Schon durch die Ämter ist er quasi gesetzt: Merz ist CDU-Parteichef und Fraktionsvorsitzender im Bundestag, also Oppositionsführer. Beide stehen hinter ihm. Sein Profil ist deutlich konservativ, Marke "Einsamer Cowboy". Merz ist vorhersehbar und transparent, bei ihm weiß man, was man hat. Auch lässt er sich kaum verbiegen. Aber er trägt auch Makel: Bei Frauen kommt seine Politik weniger gut an, sein Image als kalter Finanzspekulant bleibt haften. Und was am schwersten negativ wiegt: Merz hat trotz seiner 67 Jahre keine Regierungserfahrung. Er war stets Parlamentarier oder in der Wirtschaft unterwegs. Das macht ihn mehr zum Besserwisser und weniger zum Macher. In der CDU fragen sie sich durchaus, ob die Zielgruppe seiner Anhänger breit genug ist.
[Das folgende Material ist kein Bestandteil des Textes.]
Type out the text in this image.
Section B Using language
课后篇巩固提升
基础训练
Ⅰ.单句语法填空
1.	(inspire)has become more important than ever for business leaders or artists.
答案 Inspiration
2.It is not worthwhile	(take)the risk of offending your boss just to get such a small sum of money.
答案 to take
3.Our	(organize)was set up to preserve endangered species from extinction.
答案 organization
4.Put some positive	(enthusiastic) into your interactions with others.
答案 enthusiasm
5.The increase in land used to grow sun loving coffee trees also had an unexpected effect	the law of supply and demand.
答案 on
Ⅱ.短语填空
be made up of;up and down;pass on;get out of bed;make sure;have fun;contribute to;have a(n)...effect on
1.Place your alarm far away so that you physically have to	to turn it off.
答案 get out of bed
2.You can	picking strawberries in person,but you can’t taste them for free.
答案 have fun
Der Herausforderer: Hendrik Wüst

Im Gegensatz zu Merz ist Wüst der perfekte Schwiegersohn und nice guy. Alles in seiner Außenwirkung scheint choreographiert. Und dennoch wirkt der NRW-Ministerpräsident locker und entspannt, vereint in sich mit seinen 47 Jahren eher Junges mit Erfahrung durch sein Amt. Er ist ein Landesmanager. Und er kann mit Grünen, ist offener für Frauenrechte. Wüsts Zielgruppe ist deutlich größer – er scheint geeigneter, in einem Wahlkampf der SPD und den Grünen Stimmen abzujagen. Gegen Wüst spricht, dass er deutschlandweit kaum bekannt ist. NRW ist eben doch nicht BRD. Auch schaut er erst auf eineinhalb Jahre als Ministerpräsident zurück, gilt also als Frischling.

Der Lauerer: Markus Söder

Vielleicht ist er doch der ehrgeizigste unter den drei Kandidaten. Das muss beim bayerischen Ministerpräsidenten und CSU-Chef genetisch geregelt sein; er kann nicht anders. Söder ist erst 56 Jahre alt, schaut auf lange Erfahrungen zurück, auf einen nicht machtlosen Parteiverband. Und natürlich ist er in seiner Mission "Markus First" davon durchdrungen, einen guten Kanzler abgeben zu können. Er würde auch einen pointierten Wahlkampf führen, mit zugespitzten Parolen. Welche, stünde noch nicht fest. Denn Söder sondiert genau die Wetterlage, bevor er seine Fahne in den Wind hält. Allerdings haben Viele in der CDU nicht vergessen, wie Söder in der vergangenen Bundestagswahl durch seine taktischen Manöver und Sticheleien dem CDU-Kandidaten Armin Laschet das Leben schwermachte. Warum ihn nun belohnen?

Nach jetziger Lage hat Merz die besten Chancen, wenn er den unbedingten Willen zur Spitzenkandidatur zeigt und Fettnäpfchen umkurvt. Wüst ist der Mann der Zukunft, hätte auch noch Zeit. Für Merz wäre die Chance jetzt und kaum später. Und Söder muss abwarten. Sein Buchwert wird sich danach richten, wie die kommende Landtagswahl in Bayern in diesem Herbst ausgeht. Dann wird er seine Chancen sondieren.